Goldwater and Atkins attacked the basic tenets of what a university should be. Clearly, Atkins didn’t understand those tenets. So the day after the election, I sat down at my typewriter and explained them to him in a personal letter:
The university is the meeting place of ideas, a place where one has an opportunity to find the truth, whatever that truth may be. This, above all, is its function; and this, above all, is the function that you and other misguided patriots are inadvertently trying to destroy.
There are those of us at the university—who attend not to prepare for life within your society, but to find whatever it is we seek: the nebulous, perhaps unattainable, truth—of life, of ourselves, of our relations with others, of the very idea of existence. These goals are paramount. They cannot come without prolonged questioning and searching.
I had talked to Atkins in October. He didn’t listen. He was like a farm mule—you had to smack him in the face with a two-by-four to get his attention.

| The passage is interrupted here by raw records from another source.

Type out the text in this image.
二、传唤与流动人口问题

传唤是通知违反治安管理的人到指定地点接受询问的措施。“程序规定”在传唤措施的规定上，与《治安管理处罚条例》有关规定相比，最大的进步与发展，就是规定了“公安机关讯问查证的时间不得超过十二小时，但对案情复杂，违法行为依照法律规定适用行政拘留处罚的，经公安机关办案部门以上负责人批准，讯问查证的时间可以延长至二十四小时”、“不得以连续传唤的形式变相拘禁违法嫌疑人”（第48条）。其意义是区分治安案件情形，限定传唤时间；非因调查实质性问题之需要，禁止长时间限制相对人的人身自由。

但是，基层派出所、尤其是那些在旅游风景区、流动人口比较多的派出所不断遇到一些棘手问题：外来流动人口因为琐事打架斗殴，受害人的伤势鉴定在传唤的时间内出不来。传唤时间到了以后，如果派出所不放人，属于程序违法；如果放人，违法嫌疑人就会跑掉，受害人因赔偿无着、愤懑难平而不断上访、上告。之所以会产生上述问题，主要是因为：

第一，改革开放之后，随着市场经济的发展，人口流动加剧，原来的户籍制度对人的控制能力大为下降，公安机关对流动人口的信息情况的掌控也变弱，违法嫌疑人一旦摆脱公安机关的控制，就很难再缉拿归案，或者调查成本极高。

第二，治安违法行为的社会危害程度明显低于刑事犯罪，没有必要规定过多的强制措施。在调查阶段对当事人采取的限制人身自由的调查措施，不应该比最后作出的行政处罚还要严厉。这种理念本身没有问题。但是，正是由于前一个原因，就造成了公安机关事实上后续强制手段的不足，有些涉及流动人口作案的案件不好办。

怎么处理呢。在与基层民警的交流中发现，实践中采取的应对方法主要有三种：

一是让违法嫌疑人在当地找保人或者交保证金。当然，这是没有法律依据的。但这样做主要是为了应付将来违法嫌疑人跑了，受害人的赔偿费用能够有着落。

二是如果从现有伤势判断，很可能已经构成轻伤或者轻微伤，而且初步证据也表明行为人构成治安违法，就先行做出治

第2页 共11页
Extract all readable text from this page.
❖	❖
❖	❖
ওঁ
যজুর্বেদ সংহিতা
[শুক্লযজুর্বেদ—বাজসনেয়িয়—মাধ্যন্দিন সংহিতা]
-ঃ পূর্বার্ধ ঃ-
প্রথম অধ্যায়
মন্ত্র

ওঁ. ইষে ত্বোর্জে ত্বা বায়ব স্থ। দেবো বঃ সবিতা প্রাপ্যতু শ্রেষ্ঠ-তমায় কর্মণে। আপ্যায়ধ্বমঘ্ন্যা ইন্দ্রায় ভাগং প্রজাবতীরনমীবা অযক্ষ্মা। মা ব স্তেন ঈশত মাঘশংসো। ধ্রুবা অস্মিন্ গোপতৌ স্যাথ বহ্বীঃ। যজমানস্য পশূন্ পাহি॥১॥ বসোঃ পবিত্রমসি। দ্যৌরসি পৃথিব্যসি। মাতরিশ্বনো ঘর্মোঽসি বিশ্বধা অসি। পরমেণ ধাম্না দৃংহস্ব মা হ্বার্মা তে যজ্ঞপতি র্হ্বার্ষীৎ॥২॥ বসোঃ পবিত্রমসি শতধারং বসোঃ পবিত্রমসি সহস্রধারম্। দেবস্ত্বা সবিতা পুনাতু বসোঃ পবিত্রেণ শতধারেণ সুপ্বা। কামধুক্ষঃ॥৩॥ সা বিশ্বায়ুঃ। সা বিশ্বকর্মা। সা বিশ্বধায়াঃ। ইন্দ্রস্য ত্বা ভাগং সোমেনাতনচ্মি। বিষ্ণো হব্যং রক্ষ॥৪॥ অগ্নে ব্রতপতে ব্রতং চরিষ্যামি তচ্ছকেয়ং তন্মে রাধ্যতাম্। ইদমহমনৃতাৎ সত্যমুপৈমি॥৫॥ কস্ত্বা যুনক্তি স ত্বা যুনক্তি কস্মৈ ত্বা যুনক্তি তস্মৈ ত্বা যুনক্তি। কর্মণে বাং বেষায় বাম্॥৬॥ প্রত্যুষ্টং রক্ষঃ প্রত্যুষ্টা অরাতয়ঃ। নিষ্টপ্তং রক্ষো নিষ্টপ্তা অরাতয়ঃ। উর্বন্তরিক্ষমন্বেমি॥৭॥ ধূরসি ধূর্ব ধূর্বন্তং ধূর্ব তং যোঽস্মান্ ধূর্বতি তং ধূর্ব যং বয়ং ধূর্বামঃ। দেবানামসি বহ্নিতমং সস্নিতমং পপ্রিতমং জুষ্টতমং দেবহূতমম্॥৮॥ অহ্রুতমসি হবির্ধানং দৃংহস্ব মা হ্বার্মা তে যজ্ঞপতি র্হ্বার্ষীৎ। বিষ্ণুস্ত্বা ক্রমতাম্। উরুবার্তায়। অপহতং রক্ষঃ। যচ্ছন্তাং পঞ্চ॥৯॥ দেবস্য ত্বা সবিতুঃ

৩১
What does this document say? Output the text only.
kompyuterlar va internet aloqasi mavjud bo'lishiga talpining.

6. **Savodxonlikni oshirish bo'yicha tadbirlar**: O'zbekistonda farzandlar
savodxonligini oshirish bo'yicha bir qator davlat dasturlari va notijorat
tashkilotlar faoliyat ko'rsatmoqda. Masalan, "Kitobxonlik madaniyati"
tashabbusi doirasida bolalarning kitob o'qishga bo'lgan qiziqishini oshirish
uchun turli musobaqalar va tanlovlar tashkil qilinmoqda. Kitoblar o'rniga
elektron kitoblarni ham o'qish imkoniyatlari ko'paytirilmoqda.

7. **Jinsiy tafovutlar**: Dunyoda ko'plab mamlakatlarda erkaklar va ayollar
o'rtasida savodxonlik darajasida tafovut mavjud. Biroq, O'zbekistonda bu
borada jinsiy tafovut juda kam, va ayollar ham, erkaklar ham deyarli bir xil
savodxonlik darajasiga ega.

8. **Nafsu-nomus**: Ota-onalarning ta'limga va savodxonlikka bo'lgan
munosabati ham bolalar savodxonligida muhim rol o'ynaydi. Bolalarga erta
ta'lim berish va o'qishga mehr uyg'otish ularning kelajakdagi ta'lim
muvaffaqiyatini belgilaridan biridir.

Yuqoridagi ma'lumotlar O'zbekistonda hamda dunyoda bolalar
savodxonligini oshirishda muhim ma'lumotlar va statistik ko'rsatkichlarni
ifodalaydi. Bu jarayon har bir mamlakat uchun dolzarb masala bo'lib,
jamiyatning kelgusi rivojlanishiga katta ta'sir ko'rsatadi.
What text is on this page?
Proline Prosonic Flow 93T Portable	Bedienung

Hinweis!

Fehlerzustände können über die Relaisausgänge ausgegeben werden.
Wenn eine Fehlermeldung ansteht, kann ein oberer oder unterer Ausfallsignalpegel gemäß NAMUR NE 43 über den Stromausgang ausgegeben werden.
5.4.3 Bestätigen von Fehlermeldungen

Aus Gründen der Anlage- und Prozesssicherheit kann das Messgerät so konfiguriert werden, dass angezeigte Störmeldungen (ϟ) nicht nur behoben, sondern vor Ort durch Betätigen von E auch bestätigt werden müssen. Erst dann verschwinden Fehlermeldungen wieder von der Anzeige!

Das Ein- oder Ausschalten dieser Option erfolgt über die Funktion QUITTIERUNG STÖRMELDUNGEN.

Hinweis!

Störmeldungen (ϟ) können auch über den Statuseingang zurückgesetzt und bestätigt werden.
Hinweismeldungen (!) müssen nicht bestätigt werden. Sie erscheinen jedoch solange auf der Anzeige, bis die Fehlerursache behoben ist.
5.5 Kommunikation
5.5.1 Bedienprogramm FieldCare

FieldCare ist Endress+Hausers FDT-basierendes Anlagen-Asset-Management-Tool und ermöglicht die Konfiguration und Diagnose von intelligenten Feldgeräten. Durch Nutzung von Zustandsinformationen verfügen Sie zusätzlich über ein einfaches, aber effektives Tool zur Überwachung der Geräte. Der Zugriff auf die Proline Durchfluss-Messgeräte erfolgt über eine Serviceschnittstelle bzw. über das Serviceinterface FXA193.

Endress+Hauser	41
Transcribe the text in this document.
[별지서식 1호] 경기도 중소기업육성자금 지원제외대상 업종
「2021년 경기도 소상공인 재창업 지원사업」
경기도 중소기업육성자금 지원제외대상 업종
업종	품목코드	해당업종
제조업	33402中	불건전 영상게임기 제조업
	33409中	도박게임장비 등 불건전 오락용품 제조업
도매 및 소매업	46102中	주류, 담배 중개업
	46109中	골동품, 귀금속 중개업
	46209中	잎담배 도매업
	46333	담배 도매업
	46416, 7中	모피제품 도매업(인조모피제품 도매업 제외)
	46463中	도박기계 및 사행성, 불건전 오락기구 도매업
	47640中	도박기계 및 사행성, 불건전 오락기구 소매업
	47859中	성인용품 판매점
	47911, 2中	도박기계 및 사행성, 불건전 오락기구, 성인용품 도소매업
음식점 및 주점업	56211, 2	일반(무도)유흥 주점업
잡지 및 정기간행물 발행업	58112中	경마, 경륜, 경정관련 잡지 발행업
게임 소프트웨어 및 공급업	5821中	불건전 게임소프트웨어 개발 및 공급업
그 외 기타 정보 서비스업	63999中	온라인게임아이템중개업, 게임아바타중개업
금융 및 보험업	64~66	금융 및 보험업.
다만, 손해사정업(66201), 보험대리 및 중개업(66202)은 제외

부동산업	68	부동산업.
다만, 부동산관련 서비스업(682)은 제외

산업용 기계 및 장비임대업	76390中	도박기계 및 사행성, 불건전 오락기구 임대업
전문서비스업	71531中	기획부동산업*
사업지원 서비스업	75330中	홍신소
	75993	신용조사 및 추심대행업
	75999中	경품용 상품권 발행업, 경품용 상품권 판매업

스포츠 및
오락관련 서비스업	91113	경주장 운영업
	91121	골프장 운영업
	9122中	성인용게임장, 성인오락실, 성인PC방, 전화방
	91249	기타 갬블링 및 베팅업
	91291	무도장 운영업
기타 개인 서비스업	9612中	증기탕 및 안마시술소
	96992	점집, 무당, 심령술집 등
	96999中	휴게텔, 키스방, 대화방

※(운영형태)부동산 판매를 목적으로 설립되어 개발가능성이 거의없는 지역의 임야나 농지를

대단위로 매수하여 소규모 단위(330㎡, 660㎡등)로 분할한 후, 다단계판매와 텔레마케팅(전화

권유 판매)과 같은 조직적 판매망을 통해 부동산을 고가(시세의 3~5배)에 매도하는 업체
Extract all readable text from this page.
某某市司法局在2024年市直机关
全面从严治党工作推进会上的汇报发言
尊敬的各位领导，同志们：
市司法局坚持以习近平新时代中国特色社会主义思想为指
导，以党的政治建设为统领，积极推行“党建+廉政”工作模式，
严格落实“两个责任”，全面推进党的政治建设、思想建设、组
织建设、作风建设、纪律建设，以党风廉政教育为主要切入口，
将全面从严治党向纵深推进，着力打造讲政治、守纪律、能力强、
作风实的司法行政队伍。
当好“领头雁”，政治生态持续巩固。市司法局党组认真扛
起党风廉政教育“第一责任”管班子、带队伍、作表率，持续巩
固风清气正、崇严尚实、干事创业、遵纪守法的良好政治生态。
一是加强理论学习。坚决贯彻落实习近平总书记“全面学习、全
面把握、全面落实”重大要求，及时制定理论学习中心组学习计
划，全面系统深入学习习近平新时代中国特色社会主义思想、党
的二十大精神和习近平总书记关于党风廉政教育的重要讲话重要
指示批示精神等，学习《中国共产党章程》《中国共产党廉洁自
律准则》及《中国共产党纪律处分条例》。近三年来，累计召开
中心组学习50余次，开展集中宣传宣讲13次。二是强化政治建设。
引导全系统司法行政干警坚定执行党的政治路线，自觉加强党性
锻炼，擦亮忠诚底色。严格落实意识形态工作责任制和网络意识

So my letter had to be strong:
Yes, I hate the United States, with its base hypocrisy and undercutting rottenness that defiles and debauches the beautiful land that I love. I hate the people who are the United States; I hate their ideas, their actions, their goals, everything about them. I see a people corrupt and base; I see false goals and materialism; I see worship of your false God; and belief in your rotten free enterprise. And I detest it all, Dr. Atkins. I see the university as the only bastion of worth left in a society corrupt and despoiled—and I see you as one who would destroy that worth.